Methane Feedback Loop Beyond Humans' Ability to Control May Have Begun—NOAA

A methane feedback loop that is beyond humans' ability to control may have begun, scientists with the National Oceanic and Atmospheric Administration (NOAA) have said.

Methane is a powerful greenhouse gas emitted into the atmosphere from both human activities and natural processes. It is the second biggest contributor to climate change after carbon dioxide.

According to the NOAA, methane is 25 times more powerful at trapping heat in the atmosphere compared to carbon dioxide. While it remains in the atmosphere for a much shorter time than carbon dioxide, it has a huge impact on the rate of climate change.

Research published by the NOAA now shows that 2021 saw the largest annual increase in atmospheric methane levels since measurements began in 1983.

Xin Lan, a research scientist at the NOAA, told Newsweek that after 2006, the majority of methane emissions produced were caused by natural wetlands and man-made emissions. Natural wetlands produce methane when organic matter decays , while and man-made emissions are caused by livestock, waste and landfills.

methane lake
Abraham Lake, Alberta, Canada at sunset with frozen bubbles of methane. Methane is a powerful greenhouse gas and scientists say a feedback loop of warming may have already started. Getty Images

It is difficult for scientists to determine which emissions come from which source. However, natural methane production is accelerated by rain and varying temperatures, which climate change is already causing.

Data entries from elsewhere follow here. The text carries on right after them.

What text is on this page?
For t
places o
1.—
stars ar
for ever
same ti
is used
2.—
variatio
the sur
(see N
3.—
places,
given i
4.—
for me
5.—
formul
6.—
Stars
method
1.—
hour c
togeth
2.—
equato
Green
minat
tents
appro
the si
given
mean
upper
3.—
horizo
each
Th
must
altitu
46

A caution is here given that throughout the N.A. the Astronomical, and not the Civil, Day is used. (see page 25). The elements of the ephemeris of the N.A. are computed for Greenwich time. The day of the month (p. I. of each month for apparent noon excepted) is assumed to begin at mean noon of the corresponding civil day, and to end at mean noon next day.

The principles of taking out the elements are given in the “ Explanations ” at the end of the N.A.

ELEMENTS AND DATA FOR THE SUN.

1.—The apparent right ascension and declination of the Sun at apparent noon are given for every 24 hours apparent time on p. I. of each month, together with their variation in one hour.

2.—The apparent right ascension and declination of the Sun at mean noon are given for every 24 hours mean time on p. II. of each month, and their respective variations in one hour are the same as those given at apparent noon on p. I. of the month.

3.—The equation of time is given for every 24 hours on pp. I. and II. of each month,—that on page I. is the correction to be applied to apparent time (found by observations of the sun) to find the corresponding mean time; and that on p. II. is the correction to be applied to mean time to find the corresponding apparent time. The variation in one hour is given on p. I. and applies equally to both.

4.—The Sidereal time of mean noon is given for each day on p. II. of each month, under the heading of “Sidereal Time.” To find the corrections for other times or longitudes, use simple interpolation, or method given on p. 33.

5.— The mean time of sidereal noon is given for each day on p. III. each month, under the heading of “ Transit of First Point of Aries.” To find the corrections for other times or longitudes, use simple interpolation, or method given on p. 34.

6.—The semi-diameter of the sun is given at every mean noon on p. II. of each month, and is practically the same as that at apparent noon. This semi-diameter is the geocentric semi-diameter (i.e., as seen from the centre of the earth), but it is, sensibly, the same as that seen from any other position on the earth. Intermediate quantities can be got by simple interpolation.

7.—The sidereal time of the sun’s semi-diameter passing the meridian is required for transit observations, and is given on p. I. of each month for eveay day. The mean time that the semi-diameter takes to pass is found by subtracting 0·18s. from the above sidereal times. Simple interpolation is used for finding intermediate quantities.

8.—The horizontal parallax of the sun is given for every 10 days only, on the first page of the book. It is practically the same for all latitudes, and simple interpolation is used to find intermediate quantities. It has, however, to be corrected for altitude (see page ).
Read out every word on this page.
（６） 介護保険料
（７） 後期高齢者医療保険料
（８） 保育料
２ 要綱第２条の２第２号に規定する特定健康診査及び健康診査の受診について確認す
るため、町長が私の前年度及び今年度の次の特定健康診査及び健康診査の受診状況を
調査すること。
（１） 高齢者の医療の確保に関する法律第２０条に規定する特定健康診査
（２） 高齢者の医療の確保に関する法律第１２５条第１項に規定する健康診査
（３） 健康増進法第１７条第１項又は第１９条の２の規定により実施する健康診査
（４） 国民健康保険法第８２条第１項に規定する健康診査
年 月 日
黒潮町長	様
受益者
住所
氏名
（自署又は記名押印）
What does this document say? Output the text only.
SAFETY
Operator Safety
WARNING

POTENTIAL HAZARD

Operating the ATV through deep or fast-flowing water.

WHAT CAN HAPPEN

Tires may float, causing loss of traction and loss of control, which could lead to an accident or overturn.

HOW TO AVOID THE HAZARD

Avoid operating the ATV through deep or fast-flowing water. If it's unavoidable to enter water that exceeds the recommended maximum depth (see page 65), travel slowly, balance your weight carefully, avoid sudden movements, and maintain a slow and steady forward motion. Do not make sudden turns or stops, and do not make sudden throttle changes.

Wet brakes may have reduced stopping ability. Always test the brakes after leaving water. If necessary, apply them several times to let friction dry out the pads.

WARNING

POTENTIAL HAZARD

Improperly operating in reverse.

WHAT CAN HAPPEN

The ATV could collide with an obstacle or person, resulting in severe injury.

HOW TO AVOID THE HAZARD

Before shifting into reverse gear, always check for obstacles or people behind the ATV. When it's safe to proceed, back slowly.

Lan said that because the Earth's climate is already warming the methane produced from natural wetlands is only set to increase. This signals the beginning of a feedback loop—an ongoing cycle that cannot be broken.

"From natural processes, we know that wetland methane emissions are sensitive to change in precipitation and temperature," she said. "Methane production from microbes increases with increases in global temperature which is driven by long-term greenhouse gas emissions. More atmospheric methane, in turn, can further warm up the earth. That's the feedback loop we are referring to."

In a statement, the NOAA said this loop could be beyond humans capabilities to control

Lan said that in 2020 and 2021 the Earth was in a 'La Nina' phase—a period when the ocean surface cools, subsequently causing lower temperatures: "We typically see more rainfall over terrestrial tropics i.e. larger wetland areas during La Nina year. We know that 2021 is the warmest La Nina year on record. That's why we are concerned about the possibility of climate feedback.

"Unfortunately, we may not be able to know for sure that it is climate feedback because of the limitations on current observational capability on wetland methane emissions."

However, Lan said that if there is climate feedback happening, it means the long-term warming in global temperatures has already contributed to more greenhouse gas emissions.

A stock photo shows a power plant chimney. Lan said climate change has already caused varying temperatures, which in turn causes higher methane levels Frank Wagner/Getty Images

"That would be an extra challenge for us in combating the impact of climate change," Lan said. "Reducing fossil methane emission is a straightforward approach to slow-down to revert the growing trend in atmospheric methane. But given the longevity of CO2 in the atmosphere and the much larger fossil CO2 emissions, we should also take immediate actions to reduce fossil CO2 emissions. Unfortunately, it is difficult to understand and control natural methane emissions."

While it is hard for scientists to differentiate which emissions come naturally, they estimate that about 30 percent of methane emissions are caused by fossil fuel production. These emissions tend to be easier to control with technology, the NOAA said in a statement.

"It's going to take a lot of hard work to reverse these trends, and clearly that's not happening," Ariel Stein, director of the NOAA's Global Monitoring Laboratory, said in a statement. "So it is crucial that we continue to sustain integrated and robust monitoring and verification systems to help assess the current state of the atmospheric greenhouse gas burden, as well as determine the effectiveness of future greenhouse gas emission reduction measures."